Hence, when  $ x $  is an integer the solutions of the given inequality are,  $ \left\{ \ldots ,-4,-3,-2,-1,0,1 \right\} $.

4 Mark Questions 

Refer to Page 6-12 for 4 Mark Questions in the PDF

1. Solve  $ 3x-6\ge 0 $  graphically.

Ans: The corresponding equality of the given inequality is  $ 3x-6=0 $ .

Solve the equation,  $ 3x-6=0 $  for  $ x $ .

$3x=6$ 

$x=2$

Now, find the region portioned by the inequality by substituting  $ \left( 0,0 \right) $  in $ 3x-6\ge 0 $.

 $3\left( 0 \right)-6\ge 0$ 

$-6\ge 0$ 

Thus, the inequality is false.

Since the inequality is false then, the solution set will not include the portion of  $ x=2 $ which contains the origin. 

The graph of the inequality  $ 3x-6\ge 0 $  is,

2. Ravi obtained 70 and 75 marks in the first unit test. Find the minimum marks he should get in the third test to have an average of at least 60 marks.

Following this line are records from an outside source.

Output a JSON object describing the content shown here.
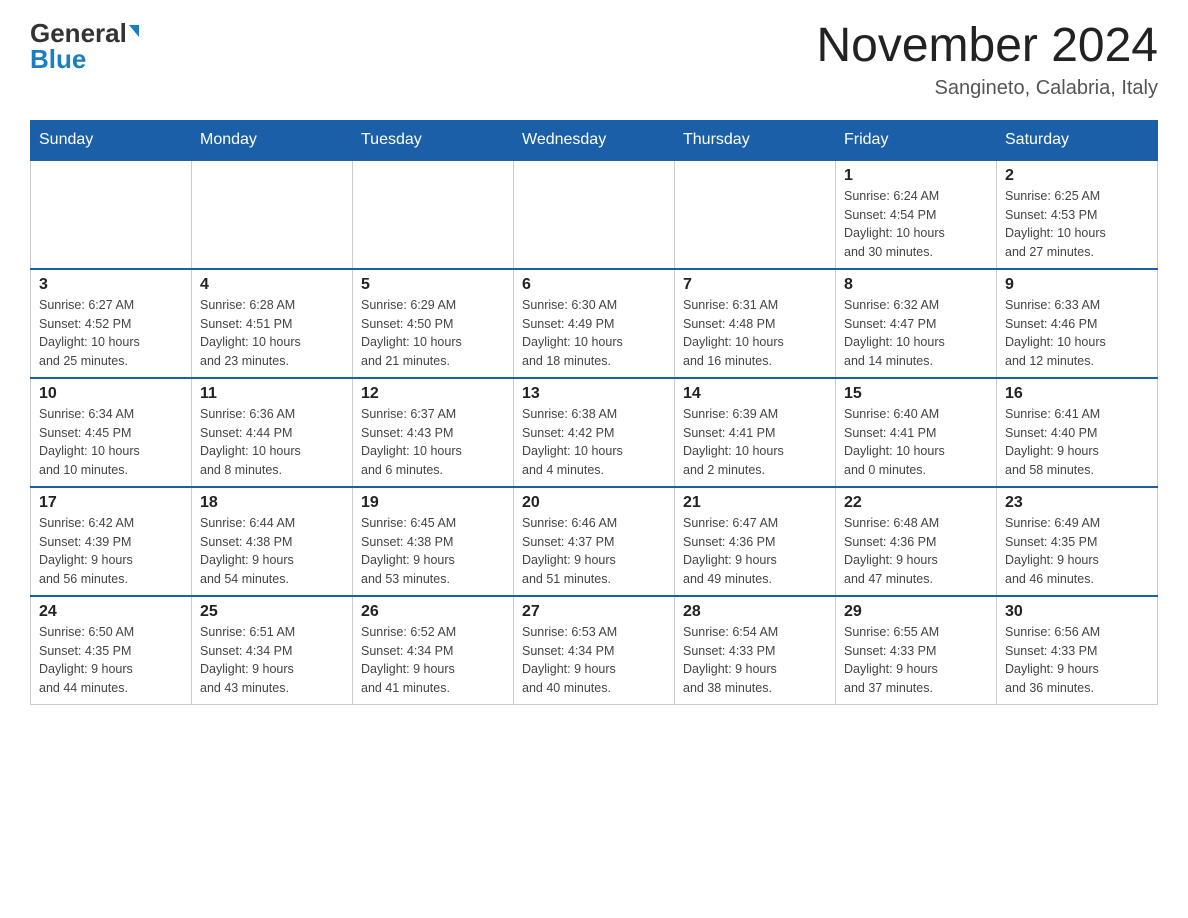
{
  "header": {
    "logo_general": "General",
    "logo_blue": "Blue",
    "title": "November 2024",
    "subtitle": "Sangineto, Calabria, Italy"
  },
  "weekdays": [
    "Sunday",
    "Monday",
    "Tuesday",
    "Wednesday",
    "Thursday",
    "Friday",
    "Saturday"
  ],
  "weeks": [
    [
      {
        "day": "",
        "info": ""
      },
      {
        "day": "",
        "info": ""
      },
      {
        "day": "",
        "info": ""
      },
      {
        "day": "",
        "info": ""
      },
      {
        "day": "",
        "info": ""
      },
      {
        "day": "1",
        "info": "Sunrise: 6:24 AM\nSunset: 4:54 PM\nDaylight: 10 hours\nand 30 minutes."
      },
      {
        "day": "2",
        "info": "Sunrise: 6:25 AM\nSunset: 4:53 PM\nDaylight: 10 hours\nand 27 minutes."
      }
    ],
    [
      {
        "day": "3",
        "info": "Sunrise: 6:27 AM\nSunset: 4:52 PM\nDaylight: 10 hours\nand 25 minutes."
      },
      {
        "day": "4",
        "info": "Sunrise: 6:28 AM\nSunset: 4:51 PM\nDaylight: 10 hours\nand 23 minutes."
      },
      {
        "day": "5",
        "info": "Sunrise: 6:29 AM\nSunset: 4:50 PM\nDaylight: 10 hours\nand 21 minutes."
      },
      {
        "day": "6",
        "info": "Sunrise: 6:30 AM\nSunset: 4:49 PM\nDaylight: 10 hours\nand 18 minutes."
      },
      {
        "day": "7",
        "info": "Sunrise: 6:31 AM\nSunset: 4:48 PM\nDaylight: 10 hours\nand 16 minutes."
      },
      {
        "day": "8",
        "info": "Sunrise: 6:32 AM\nSunset: 4:47 PM\nDaylight: 10 hours\nand 14 minutes."
      },
      {
        "day": "9",
        "info": "Sunrise: 6:33 AM\nSunset: 4:46 PM\nDaylight: 10 hours\nand 12 minutes."
      }
    ],
    [
      {
        "day": "10",
        "info": "Sunrise: 6:34 AM\nSunset: 4:45 PM\nDaylight: 10 hours\nand 10 minutes."
      },
      {
        "day": "11",
        "info": "Sunrise: 6:36 AM\nSunset: 4:44 PM\nDaylight: 10 hours\nand 8 minutes."
      },
      {
        "day": "12",
        "info": "Sunrise: 6:37 AM\nSunset: 4:43 PM\nDaylight: 10 hours\nand 6 minutes."
      },
      {
        "day": "13",
        "info": "Sunrise: 6:38 AM\nSunset: 4:42 PM\nDaylight: 10 hours\nand 4 minutes."
      },
      {
        "day": "14",
        "info": "Sunrise: 6:39 AM\nSunset: 4:41 PM\nDaylight: 10 hours\nand 2 minutes."
      },
      {
        "day": "15",
        "info": "Sunrise: 6:40 AM\nSunset: 4:41 PM\nDaylight: 10 hours\nand 0 minutes."
      },
      {
        "day": "16",
        "info": "Sunrise: 6:41 AM\nSunset: 4:40 PM\nDaylight: 9 hours\nand 58 minutes."
      }
    ],
    [
      {
        "day": "17",
        "info": "Sunrise: 6:42 AM\nSunset: 4:39 PM\nDaylight: 9 hours\nand 56 minutes."
      },
      {
        "day": "18",
        "info": "Sunrise: 6:44 AM\nSunset: 4:38 PM\nDaylight: 9 hours\nand 54 minutes."
      },
      {
        "day": "19",
        "info": "Sunrise: 6:45 AM\nSunset: 4:38 PM\nDaylight: 9 hours\nand 53 minutes."
      },
      {
        "day": "20",
        "info": "Sunrise: 6:46 AM\nSunset: 4:37 PM\nDaylight: 9 hours\nand 51 minutes."
      },
      {
        "day": "21",
        "info": "Sunrise: 6:47 AM\nSunset: 4:36 PM\nDaylight: 9 hours\nand 49 minutes."
      },
      {
        "day": "22",
        "info": "Sunrise: 6:48 AM\nSunset: 4:36 PM\nDaylight: 9 hours\nand 47 minutes."
      },
      {
        "day": "23",
        "info": "Sunrise: 6:49 AM\nSunset: 4:35 PM\nDaylight: 9 hours\nand 46 minutes."
      }
    ],
    [
      {
        "day": "24",
        "info": "Sunrise: 6:50 AM\nSunset: 4:35 PM\nDaylight: 9 hours\nand 44 minutes."
      },
      {
        "day": "25",
        "info": "Sunrise: 6:51 AM\nSunset: 4:34 PM\nDaylight: 9 hours\nand 43 minutes."
      },
      {
        "day": "26",
        "info": "Sunrise: 6:52 AM\nSunset: 4:34 PM\nDaylight: 9 hours\nand 41 minutes."
      },
      {
        "day": "27",
        "info": "Sunrise: 6:53 AM\nSunset: 4:34 PM\nDaylight: 9 hours\nand 40 minutes."
      },
      {
        "day": "28",
        "info": "Sunrise: 6:54 AM\nSunset: 4:33 PM\nDaylight: 9 hours\nand 38 minutes."
      },
      {
        "day": "29",
        "info": "Sunrise: 6:55 AM\nSunset: 4:33 PM\nDaylight: 9 hours\nand 37 minutes."
      },
      {
        "day": "30",
        "info": "Sunrise: 6:56 AM\nSunset: 4:33 PM\nDaylight: 9 hours\nand 36 minutes."
      }
    ]
  ]
}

Ans: Let the marks secured by Ravi be  $ x $.

According to the question, 

$\dfrac{70+75+x}{3}\ge 60$ 

$\dfrac{145+x}{3}\ge 60$ 

Multiply the inequality obtained by 3.

$145+x\ge 60\left( 3 \right)$ 

$145+x\ge 180$ 

Subtract 145 from both sides. 

$x\ge 180-145$ 

$x\ge 35$  

The minimum mark he should score in the third test is 35.

3. Find all pairs of consecutive odd natural numbers both of which are larger than 10 such that their sum is less than 40.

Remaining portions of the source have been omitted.